Supreme Court allows Illinois to ban sale of certain types of assault weapons
The Supreme Court on Wednesday dismissed a Second Amendment appeal by gun owners and upheld an Illinois law banning the sale of rapid-fire assault weapons that have been used in mass shootings across the country.
In unsigned order without controversythe judges denied an emergency appeal asking them to block a local ordinance and state ban from taking effect.
While the court’s decision is not a decision on a broader constitutional issue, it’s a good sign for California and eight other states that also ban the sale of assault weapons.
Judges usually block a new law from coming into force if they consider it unconstitutional.
It was in the National Assn. for gun rights. Naperville.
Chicago’s 7th Circuit Court of Appeals said it would hear arguments on the constitutional issue at the end of June, and judges may have decided to wait for its decision.
The High Court has not ruled directly on whether an AR 15 type rifle is protected by the Second Amendment. It has in the past rejected 2nd Amendment challenges to similar state and local laws.
But gun rights advocates were buoyed last year when a more conservative court struck down laws in New York and elsewhere that barred many law-abiding gun owners from carrying concealed guns in public.
Judge Clarence Thomas wrote for a 6-3 majority that gun restrictions can only be maintained if they are “consistent with the national historical tradition of gun regulation.”
Less than two weeks after the announcement of the decision, a shooter armed with an AR-15 semi-automatic rifle and 30-round magazines opened fire at an Independence Day parade in Highland Park, Illinois. The weapon allowed the shooter to fire 83 shots in less than a minute, killing 7 and injuring 48 people.
In response, the city of Naperville and the state of Illinois enacted new laws prohibiting the sale and possession of assault weapons and high-capacity magazines. Only the sale ban was to take effect immediately, and the gun store owner and several gun rights groups sued to block the measures as a violation of the 2nd Amendment.
Gun rights advocates have argued that millions of AR-15s have been sold in that country and that the 2nd Amendment is understood to protect “common use” firearms.

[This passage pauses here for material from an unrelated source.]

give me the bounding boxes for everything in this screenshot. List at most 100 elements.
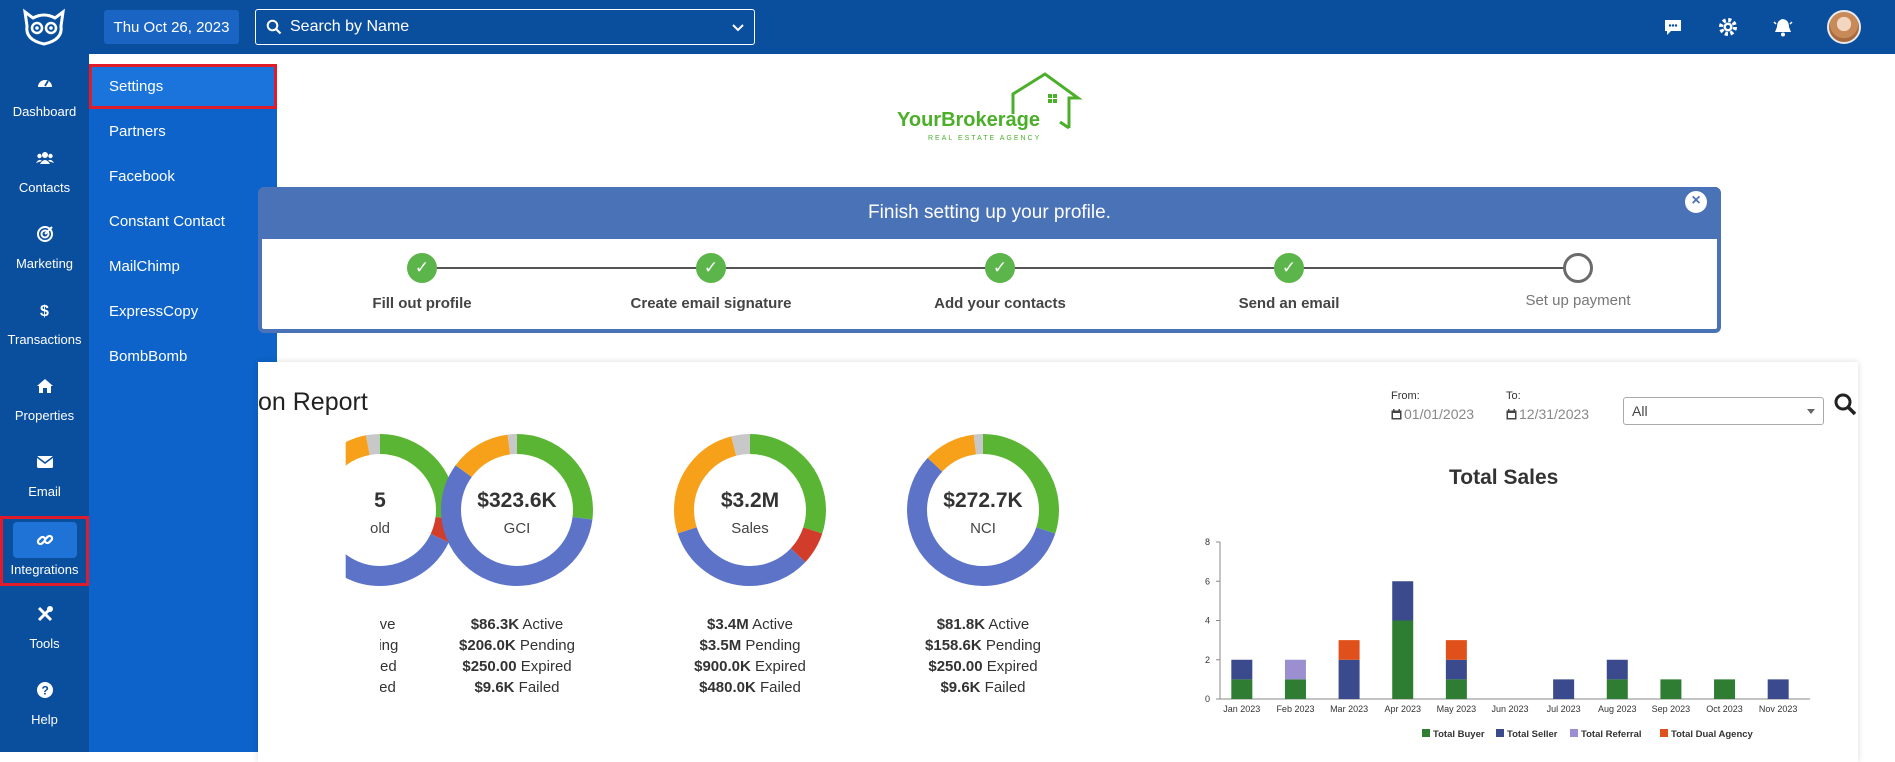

But today’s light semi-automatic weapons are nothing like the heavy and bulky muskets used in 1791. In defense of the ban, state lawyers argued that these rapid-firing rifles “were designed and marketed as military-style offensive weapons, not weapons. means of self-defense.”
A federal judge agreed and allowed Naperville’s ban to go into effect.
“The history of gun regulation shows that governments have the ability to regulate highly dangerous weapons,” said U.S. District Judge Virginia M. Kendall, “and assault weapons and high-capacity magazines fall into that category.”
The 7th Circuit Court refused to block both laws from going into effect while it considered the gun owners’ appeal.